The sound of the carriage wheels faded. The sun came from behind a cloud just as a French cannonball struck a tree on the hill’s crest and exploded a cloud of reddish blossoms which drifted above the city’s steep slope. Daniel Hagman stared at the airborne blossoms. „Looks like a wedding,” he said and then, glancing up as a musket ball ricocheted off a roof tile, brought a pair of scissors from his pocket. „Finish your hair, sir?”

„Why not, Dan,” Sharpe said. He sat on the porch steps and took off his shako.
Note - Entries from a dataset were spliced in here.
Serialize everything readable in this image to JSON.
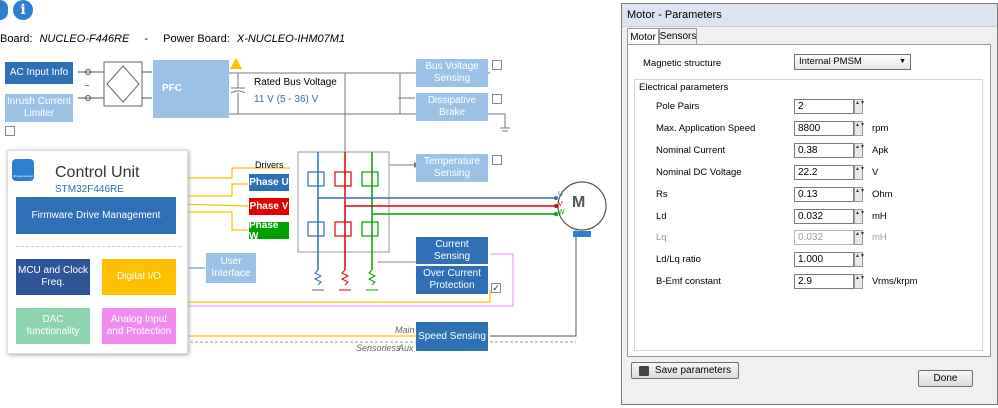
{
  "header": {
    "control_board_label": "Board:",
    "control_board_value": "NUCLEO-F446RE",
    "separator": "-",
    "power_board_label": "Power Board:",
    "power_board_value": "X-NUCLEO-IHM07M1"
  },
  "blocks": {
    "ac_input": "AC Input Info",
    "inrush": "Inrush Current Limiter",
    "pfc": "PFC",
    "rated_bus_voltage_label": "Rated Bus Voltage",
    "rated_bus_voltage_value": "11 V (5 - 36) V",
    "bus_voltage_sensing": "Bus Voltage Sensing",
    "dissipative_brake": "Dissipative Brake",
    "temperature_sensing": "Temperature Sensing",
    "drivers": "Drivers",
    "phase_u": "Phase U",
    "phase_v": "Phase V",
    "phase_w": "Phase W",
    "current_sensing": "Current Sensing",
    "over_current": "Over Current Protection",
    "speed_sensing": "Speed Sensing",
    "user_interface": "User Interface",
    "motor": "M",
    "u": "U",
    "v": "V",
    "w": "W",
    "main": "Main",
    "sensorless": "Sensorless",
    "aux": "Aux"
  },
  "control_unit": {
    "title": "Control Unit",
    "mcu": "STM32F446RE",
    "logo": "life.augmented",
    "firmware": "Firmware Drive Management",
    "mcu_clock": "MCU and Clock Freq.",
    "digital_io": "Digital I/O",
    "dac": "DAC functionality",
    "analog": "Analog Input and Protection"
  },
  "dialog": {
    "title": "Motor - Parameters",
    "tabs": [
      "Motor",
      "Sensors"
    ],
    "magnetic_label": "Magnetic structure",
    "magnetic_value": "Internal PMSM",
    "group_label": "Electrical parameters",
    "params": [
      {
        "label": "Pole Pairs",
        "value": "2",
        "unit": "",
        "disabled": false
      },
      {
        "label": "Max. Application Speed",
        "value": "8800",
        "unit": "rpm",
        "disabled": false
      },
      {
        "label": "Nominal Current",
        "value": "0.38",
        "unit": "Apk",
        "disabled": false
      },
      {
        "label": "Nominal DC Voltage",
        "value": "22.2",
        "unit": "V",
        "disabled": false
      },
      {
        "label": "Rs",
        "value": "0.13",
        "unit": "Ohm",
        "disabled": false
      },
      {
        "label": "Ld",
        "value": "0.032",
        "unit": "mH",
        "disabled": false
      },
      {
        "label": "Lq",
        "value": "0.032",
        "unit": "mH",
        "disabled": true
      },
      {
        "label": "Ld/Lq ratio",
        "value": "1.000",
        "unit": "",
        "disabled": false
      },
      {
        "label": "B-Emf constant",
        "value": "2.9",
        "unit": "Vrms/krpm",
        "disabled": false
      }
    ],
    "save_label": "Save parameters",
    "done_label": "Done"
  },
  "colors": {
    "light_block": "#9cc3e6",
    "dark_block": "#2f6fb5",
    "phase_u": "#2f6fb5",
    "phase_v": "#e00000",
    "phase_w": "#00a000",
    "orange": "#ffc000"
  }
}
Sergeant Harper checked that the sentinels were watching the north. A troop of Portuguese cavalry had appeared on the crest where the single cannon was firing bravely. A rattle of musketry proved that some infantry was still fighting, but more and more troops were retreating past the house and Sharpe knew it could only be a matter of minutes before the city’s defenses collapsed entirely. Hagman began slicing away at Sharpe’s hair. „You don’t like it over the ears, ain’t that right?”

„I like it short, Dan.”

„Short like a good sermon, sir,” Hagman said. „Now keep still, sir, just keep still.” There was a sudden stab of pain as Hagman speared a louse with the scissors’ blade. He spat on the drop of blood that showed on Sharpe’s scalp, then wiped it away. „So the Crapauds will get the city, sir?”

„Looks like it,” Sharpe said.

„And they’ll march on Lisbon next?” Hagman asked, cutting away.

„Long way to Lisbon,” Sharpe said.

„Maybe, sir, but there’s an awful lot of them, sir, and precious few of us.”

„But they say Wellesley’s coming here,” Sharpe said.

„As you keep telling us, sir,” Hagman said, „but is he really a miracle worker?”

„You fought at Copenhagen, Dan,” Sharpe said, „and down the coast here.” He meant the battles at Rolica and Vimeiro. „You could see for yourself.”